Last week I was a guest judge at a state level SkillsUSA screen printing competition. I went in completely blind – until that moment I had been oblivious to the fact that SkillsUSA existed, let alone what it was.
Last week I knew nothing about SkillsUSA. Now I know a tiny bit. SkillsUSA is a high school program that provides structure and support for students interested in exploring industrial trades. It would be Mike Rowe if he were an extracurricular activity.
SkillsUSA offers support, sets expectations, and provides industry interaction to high school aged kids who express an interest in a WIDE gamut of trades (HVAC, beautician, digital security, robotics – you name it they probably support it).

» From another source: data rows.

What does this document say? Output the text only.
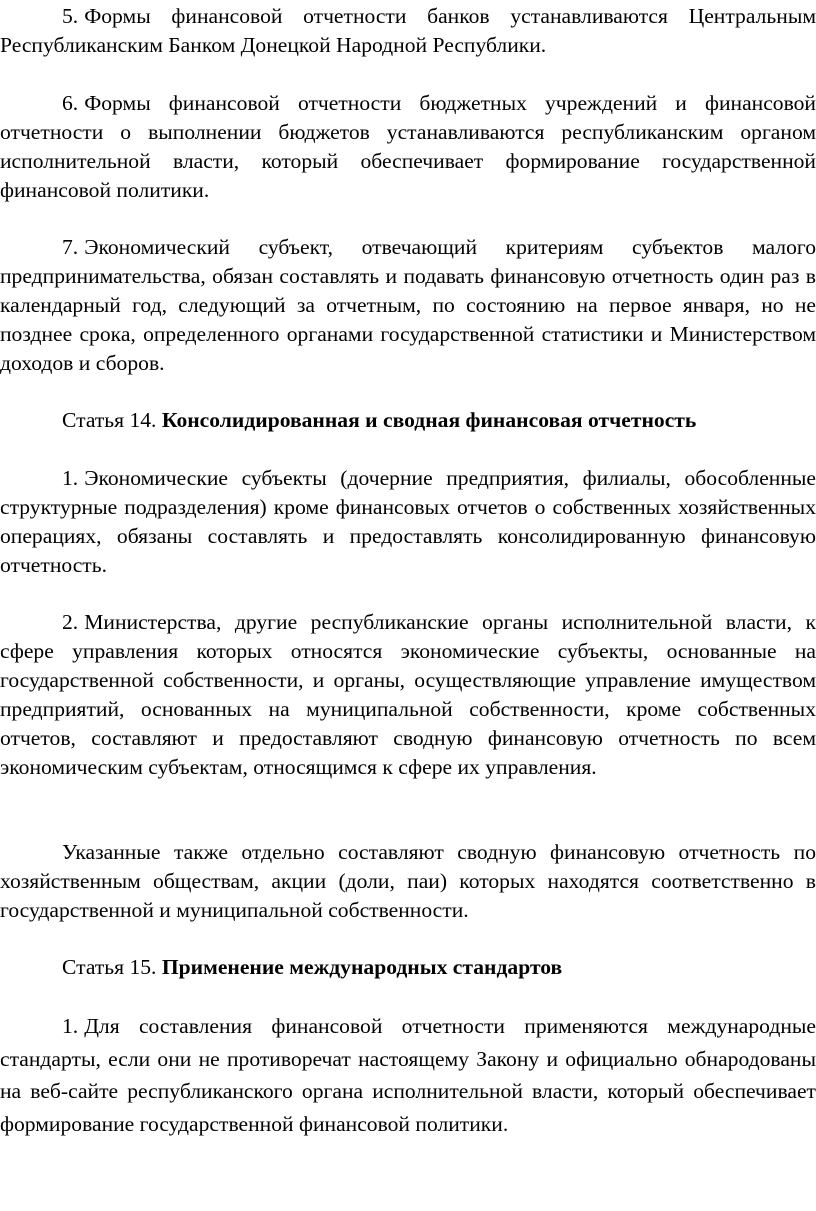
5. Формы финансовой отчетности банков устанавливаются Центральным Республиканским Банком Донецкой Народной Республики.

6. Формы финансовой отчетности бюджетных учреждений и финансовой отчетности о выполнении бюджетов устанавливаются республиканским органом исполнительной власти, который обеспечивает формирование государственной финансовой политики.

7. Экономический субъект, отвечающий критериям субъектов малого предпринимательства, обязан составлять и подавать финансовую отчетность один раз в календарный год, следующий за отчетным, по состоянию на первое января, но не позднее срока, определенного органами государственной статистики и Министерством доходов и сборов.

Статья 14. Консолидированная и сводная финансовая отчетность

1. Экономические субъекты (дочерние предприятия, филиалы, обособленные структурные подразделения) кроме финансовых отчетов о собственных хозяйственных операциях, обязаны составлять и предоставлять консолидированную финансовую отчетность.

2. Министерства, другие республиканские органы исполнительной власти, к сфере управления которых относятся экономические субъекты, основанные на государственной собственности, и органы, осуществляющие управление имуществом предприятий, основанных на муниципальной собственности, кроме собственных отчетов, составляют и предоставляют сводную финансовую отчетность по всем экономическим субъектам, относящимся к сфере их управления.

Указанные также отдельно составляют сводную финансовую отчетность по хозяйственным обществам, акции (доли, паи) которых находятся соответственно в государственной и муниципальной собственности.

Статья 15. Применение международных стандартов

1. Для составления финансовой отчетности применяются международные стандарты, если они не противоречат настоящему Закону и официально обнародованы на веб-сайте республиканского органа исполнительной власти, который обеспечивает формирование государственной финансовой политики.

Real-world skills. Real-world expectations. I was impressed – with the intent, the focus, the kids themselves. It’s friendly. It’s competitive. It’s well-intentioned. And it’s well executed.
The screen printing competition was like a job fair in reverse. The kids came and performed the work under specific criteria written and judged by a panel of industry people, of which I was one.
Prizes and accolades are awarded; the winner moves on to the next level of competition.
I walked around the convention center with a big dumb smile splitting my face. I liked what I was seeing. This competition gives these kids a significant advantage over their peers.
Looking back at our time in high school, many of my friends and I have wondered aloud if we would have been better off attending the local trade schools rather than chasing an overpriced diploma. SkillsUSA may have changed the course of our lives.
The trades need better PR aimed at kids. SkillsUSA is a viable form of that. I’m glad it’s there.